The train blows its whistle, and it’s there, coming slow but relentless, the stink of it filling the air.
“Rose—”
“I thanked her and said yes, I wanted her help, and in return, I could help her. I said I thought I knew what happened with Mary, and I needed to try something. If she would lie in the water, the way they found Mary, I could…”
She trails off. We both know what happened then. She held Nellie down until she drowned.
I say, “And then, at the séance, you pretended to be her ghost, asking for Dr. Gray.”
She stares. “Why would I do that? It was Nellie. She came back to—”
The roar of the oncoming train drowns out her next words. Freddie starts to struggle, as if returned to his senses, hearing the train and feeling the vibration, knowing it’s right there, bearing down.
I cover the last few feet, waving my arms, shouting to be heard over the train. Freddie’s mouth opens in a scream. And Rose? Rose meets my gaze and smiles.
She does hear that train. She knows it’s right there. And she doesn’t care.

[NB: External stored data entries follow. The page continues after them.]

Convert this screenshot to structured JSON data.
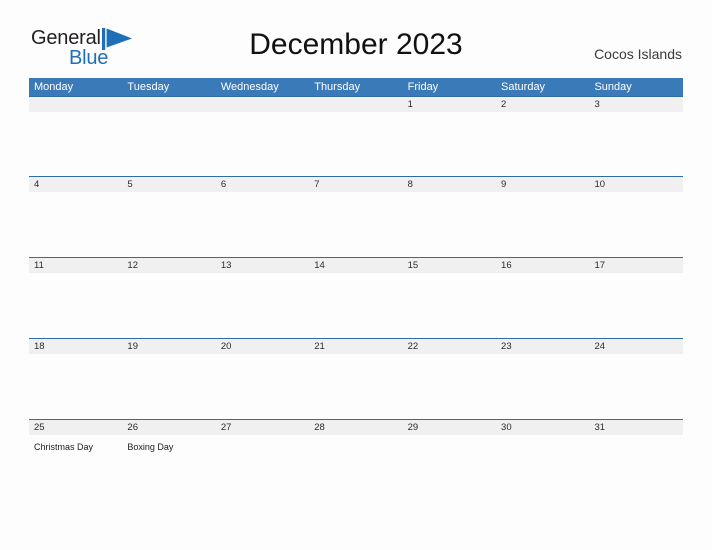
{
  "document": {
    "title": "December 2023",
    "location": "Cocos Islands",
    "logo": {
      "word_one": "General",
      "word_two": "Blue",
      "flag_icon": "triangle-flag-icon",
      "color_dark": "#231f20",
      "color_blue": "#1f6fb8"
    }
  },
  "theme": {
    "header_blue": "#3b7ab8",
    "divider_blue": "#2e6da8",
    "date_strip_gray": "#f0f0f0",
    "page_background": "#fdfdfd",
    "text_dark": "#2b2b2b"
  },
  "calendar": {
    "weekday_headers": [
      "Monday",
      "Tuesday",
      "Wednesday",
      "Thursday",
      "Friday",
      "Saturday",
      "Sunday"
    ],
    "weeks": [
      {
        "days": [
          {
            "date": "",
            "event": ""
          },
          {
            "date": "",
            "event": ""
          },
          {
            "date": "",
            "event": ""
          },
          {
            "date": "",
            "event": ""
          },
          {
            "date": "1",
            "event": ""
          },
          {
            "date": "2",
            "event": ""
          },
          {
            "date": "3",
            "event": ""
          }
        ]
      },
      {
        "days": [
          {
            "date": "4",
            "event": ""
          },
          {
            "date": "5",
            "event": ""
          },
          {
            "date": "6",
            "event": ""
          },
          {
            "date": "7",
            "event": ""
          },
          {
            "date": "8",
            "event": ""
          },
          {
            "date": "9",
            "event": ""
          },
          {
            "date": "10",
            "event": ""
          }
        ]
      },
      {
        "days": [
          {
            "date": "11",
            "event": ""
          },
          {
            "date": "12",
            "event": ""
          },
          {
            "date": "13",
            "event": ""
          },
          {
            "date": "14",
            "event": ""
          },
          {
            "date": "15",
            "event": ""
          },
          {
            "date": "16",
            "event": ""
          },
          {
            "date": "17",
            "event": ""
          }
        ]
      },
      {
        "days": [
          {
            "date": "18",
            "event": ""
          },
          {
            "date": "19",
            "event": ""
          },
          {
            "date": "20",
            "event": ""
          },
          {
            "date": "21",
            "event": ""
          },
          {
            "date": "22",
            "event": ""
          },
          {
            "date": "23",
            "event": ""
          },
          {
            "date": "24",
            "event": ""
          }
        ]
      },
      {
        "days": [
          {
            "date": "25",
            "event": "Christmas Day"
          },
          {
            "date": "26",
            "event": "Boxing Day"
          },
          {
            "date": "27",
            "event": ""
          },
          {
            "date": "28",
            "event": ""
          },
          {
            "date": "29",
            "event": ""
          },
          {
            "date": "30",
            "event": ""
          },
          {
            "date": "31",
            "event": ""
          }
        ]
      }
    ]
  }
}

I grab Rose. Yank her backward and hope she drags Freddie with her. Instead, she drops Freddie and lunges at me. Her fists hit my stomach, the air whooshing out, my feet flying out from under me. I’m falling. Falling toward the tracks, the train right there—
Hands grab me. I’m heaved into the air and spun away from the tracks. I hit the ground, a weight dropping on me, covering me, the smell so familiar my insides spasm in relief and joy.
Gray holds me down, his body over me as the train rushes past with a gust that steals my breath.

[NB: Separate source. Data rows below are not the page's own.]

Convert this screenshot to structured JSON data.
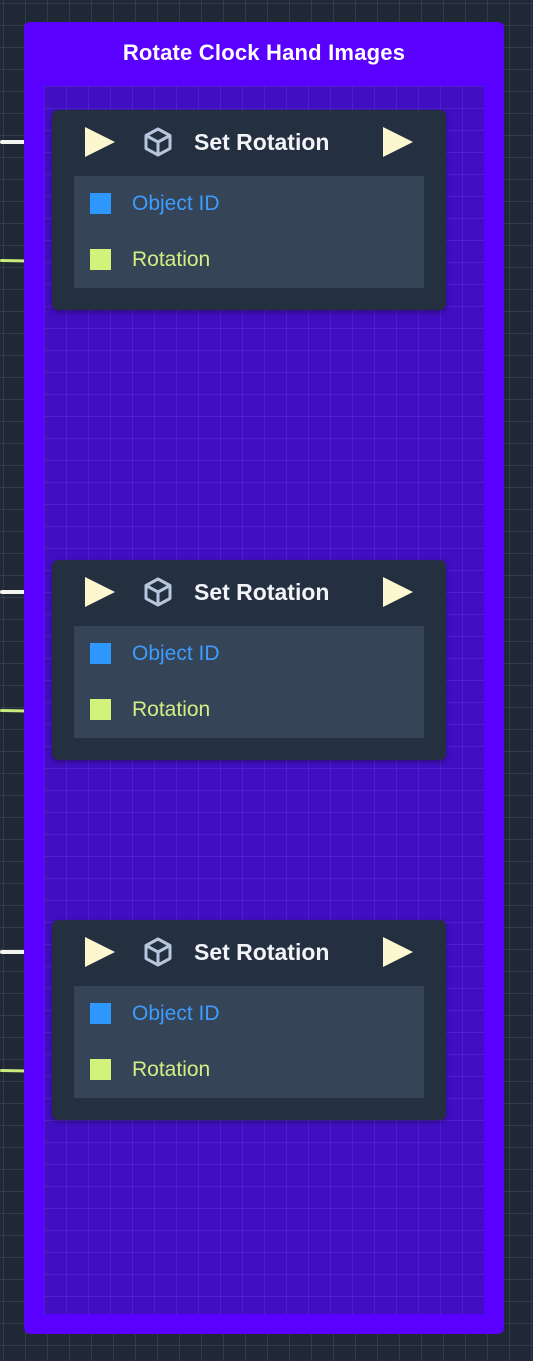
{
  "group": {
    "title": "Rotate Clock Hand Images"
  },
  "nodes": [
    {
      "title": "Set Rotation",
      "icon": "cube-icon",
      "ports": [
        {
          "label": "Object ID",
          "color": "#2f98ff"
        },
        {
          "label": "Rotation",
          "color": "#d3f27c"
        }
      ]
    },
    {
      "title": "Set Rotation",
      "icon": "cube-icon",
      "ports": [
        {
          "label": "Object ID",
          "color": "#2f98ff"
        },
        {
          "label": "Rotation",
          "color": "#d3f27c"
        }
      ]
    },
    {
      "title": "Set Rotation",
      "icon": "cube-icon",
      "ports": [
        {
          "label": "Object ID",
          "color": "#2f98ff"
        },
        {
          "label": "Rotation",
          "color": "#d3f27c"
        }
      ]
    }
  ],
  "colors": {
    "canvas": "#1f2834",
    "group_frame": "#5a00ff",
    "group_body": "#410fc2",
    "node_bg": "#242f3f",
    "exec_pin": "#fdf7d0",
    "exec_wire": "#f4f4ee",
    "data_wire": "#c9ea7c"
  }
}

The roar of it swallows any other sound and I just lie there, clutching Gray, my head buried against his shoulder as I catch my breath.
Then hands clutch my face, pulling it from his shoulder, his panicked eyes locking with mine.
“Fine,” I manage. “I’m fine. I’m still me. Still Mallory. I just … cut that one a little close.”
He lets out a choked laugh and crushes me against him.